The Japanese yen reached a new high vs. the U.S. dollar -- an odd victory for such a debt-laden country. Perhaps the real strength behind the Japanese yen has been a repatriation of funds back to Japan.
If there is a positive note to be found this past week, it is in knowing that the S&P 500 Index did not fall below its previous intraday low of 1101 -- set on August 10th-- which appears to have been corroborated with the stable performance of the high-yield bond market for the week.

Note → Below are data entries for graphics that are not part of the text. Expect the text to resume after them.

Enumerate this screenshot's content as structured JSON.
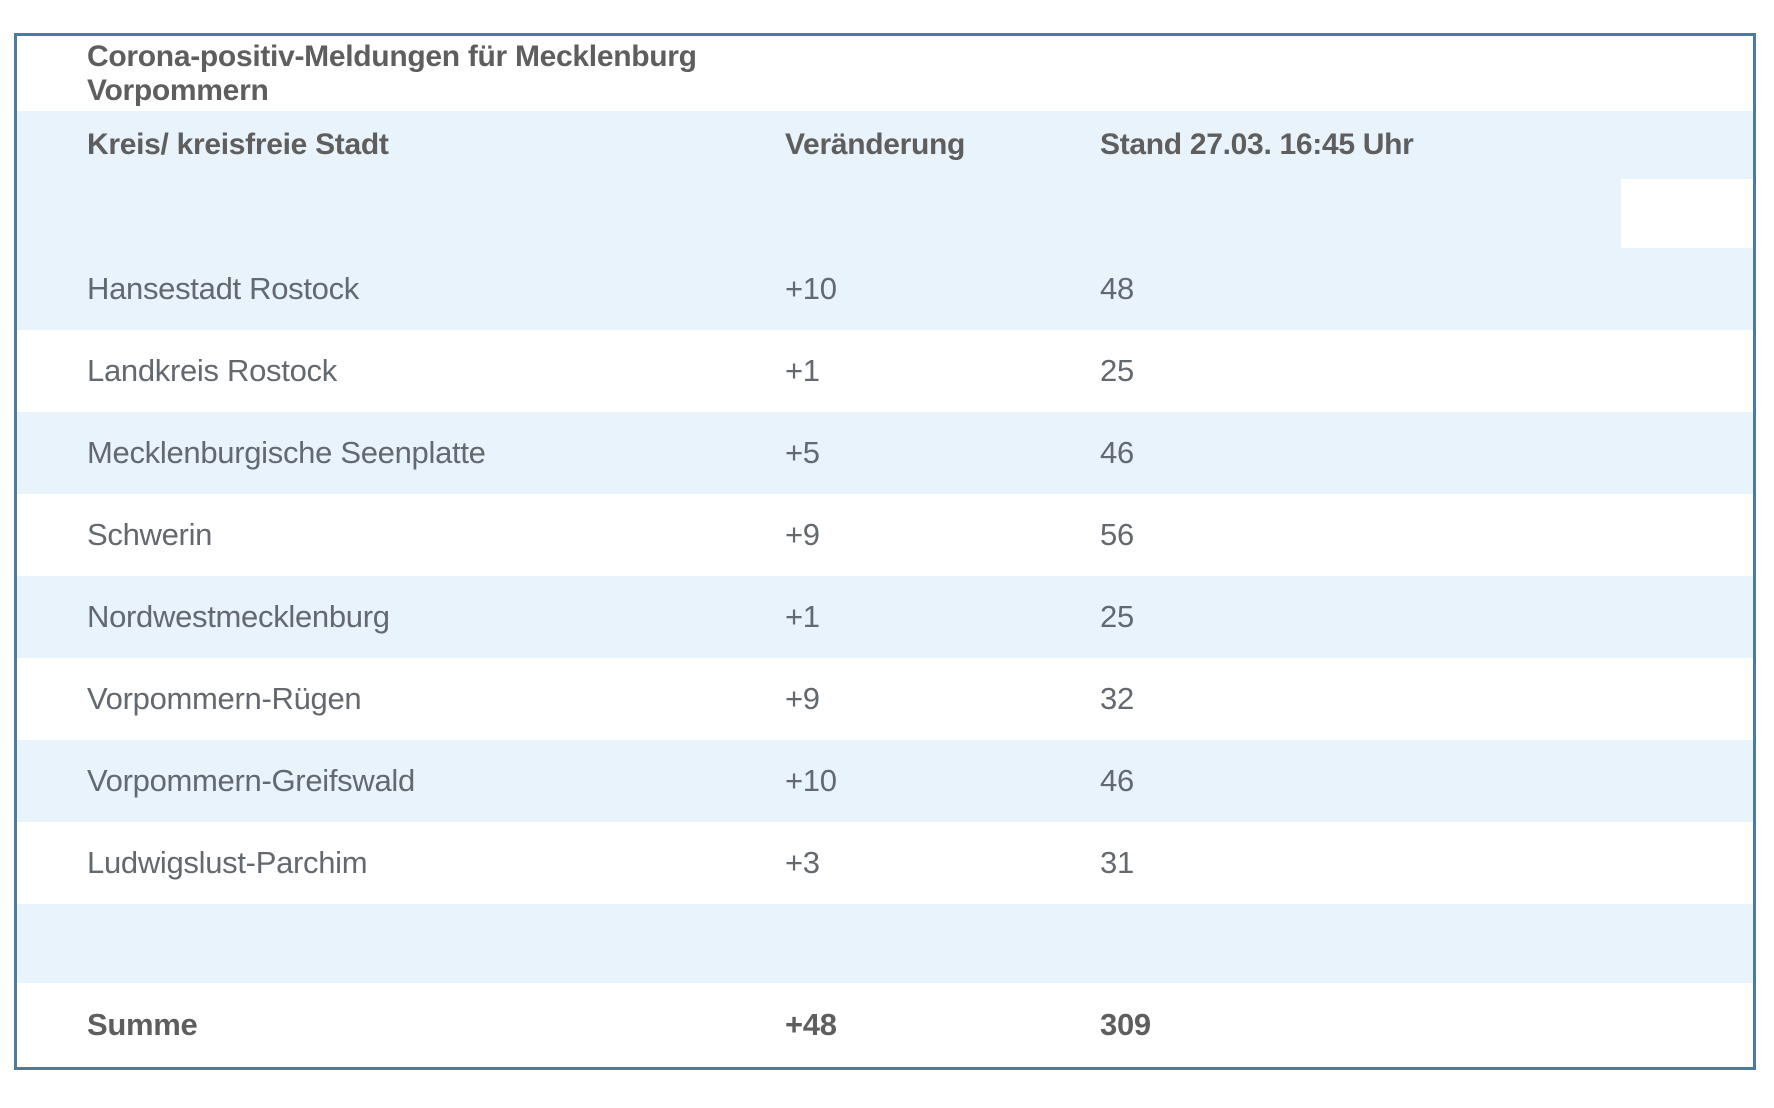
{
  "chart_data": {
    "type": "table",
    "title": "Corona-positiv-Meldungen für Mecklenburg Vorpommern",
    "columns": [
      "Kreis/ kreisfreie Stadt",
      "Veränderung",
      "Stand 27.03. 16:45 Uhr"
    ],
    "rows": [
      {
        "region": "Hansestadt Rostock",
        "change": "+10",
        "total": "48"
      },
      {
        "region": "Landkreis Rostock",
        "change": "+1",
        "total": "25"
      },
      {
        "region": "Mecklenburgische Seenplatte",
        "change": "+5",
        "total": "46"
      },
      {
        "region": "Schwerin",
        "change": "+9",
        "total": "56"
      },
      {
        "region": "Nordwestmecklenburg",
        "change": "+1",
        "total": "25"
      },
      {
        "region": "Vorpommern-Rügen",
        "change": "+9",
        "total": "32"
      },
      {
        "region": "Vorpommern-Greifswald",
        "change": "+10",
        "total": "46"
      },
      {
        "region": "Ludwigslust-Parchim",
        "change": "+3",
        "total": "31"
      }
    ],
    "change_values": [
      10,
      1,
      5,
      9,
      1,
      9,
      10,
      3
    ],
    "total_values": [
      48,
      25,
      46,
      56,
      25,
      32,
      46,
      31
    ],
    "summary_row": {
      "label": "Summe",
      "change": "+48",
      "total": "309"
    },
    "layout_hints": {
      "row_striping": "alternating light-blue / white, first data row blue",
      "header_band": "double-height light-blue band with white empty cell at far right",
      "grid": "off"
    }
  },
  "colors": {
    "border": "#4c7b9d",
    "row_blue": "#e8f3fb",
    "row_white": "#ffffff",
    "text_header": "#5e5e5e",
    "text_data": "#63696e"
  }
}
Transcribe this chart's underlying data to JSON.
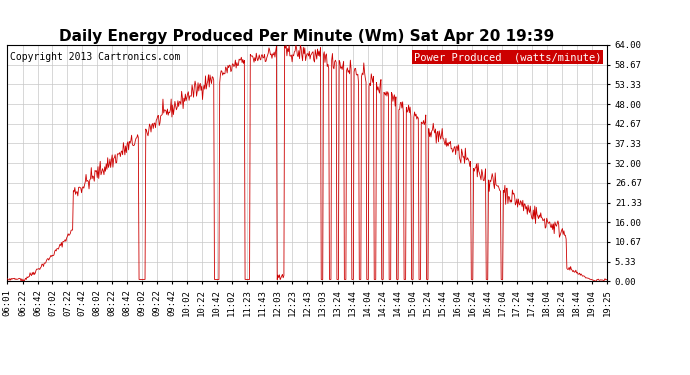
{
  "title": "Daily Energy Produced Per Minute (Wm) Sat Apr 20 19:39",
  "copyright": "Copyright 2013 Cartronics.com",
  "legend_label": "Power Produced  (watts/minute)",
  "legend_bg": "#cc0000",
  "legend_fg": "#ffffff",
  "line_color": "#cc0000",
  "background_color": "#ffffff",
  "grid_color": "#c8c8c8",
  "ymin": 0.0,
  "ymax": 64.0,
  "yticks": [
    0.0,
    5.33,
    10.67,
    16.0,
    21.33,
    26.67,
    32.0,
    37.33,
    42.67,
    48.0,
    53.33,
    58.67,
    64.0
  ],
  "ytick_labels": [
    "0.00",
    "5.33",
    "10.67",
    "16.00",
    "21.33",
    "26.67",
    "32.00",
    "37.33",
    "42.67",
    "48.00",
    "53.33",
    "58.67",
    "64.00"
  ],
  "xtick_labels": [
    "06:01",
    "06:22",
    "06:42",
    "07:02",
    "07:22",
    "07:42",
    "08:02",
    "08:22",
    "08:42",
    "09:02",
    "09:22",
    "09:42",
    "10:02",
    "10:22",
    "10:42",
    "11:02",
    "11:23",
    "11:43",
    "12:03",
    "12:23",
    "12:43",
    "13:03",
    "13:24",
    "13:44",
    "14:04",
    "14:24",
    "14:44",
    "15:04",
    "15:24",
    "15:44",
    "16:04",
    "16:24",
    "16:44",
    "17:04",
    "17:24",
    "17:44",
    "18:04",
    "18:24",
    "18:44",
    "19:04",
    "19:25"
  ],
  "title_fontsize": 11,
  "copyright_fontsize": 7,
  "tick_fontsize": 6.5,
  "legend_fontsize": 7.5
}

This week we will lead off with the quarterly report on mortgage delinquencies to be released on Monday, August 22nd, followed by New Home Sales and the Richmond Manufacturing Index on Tuesday, August 23rd. On Wednesday, Durable Goods Orders will be released with an expectation of a 2.1 percent increase.
Initial Jobless Claims on Thursday will be followed by Friday’s GDP second revision.
Also, attention will be focused on Jackson Hole Wyoming, where the Federal Reserve will be holding its annual economic symposium. Currently, the market is expecting some utterance from Fed Chairman Ben Bernanke that will calm recent market volatility. It will be exactly one year ago on August 27th when Bernanke hinted at QE2. A hint of QE3 could usher in a very explosive global equity rally.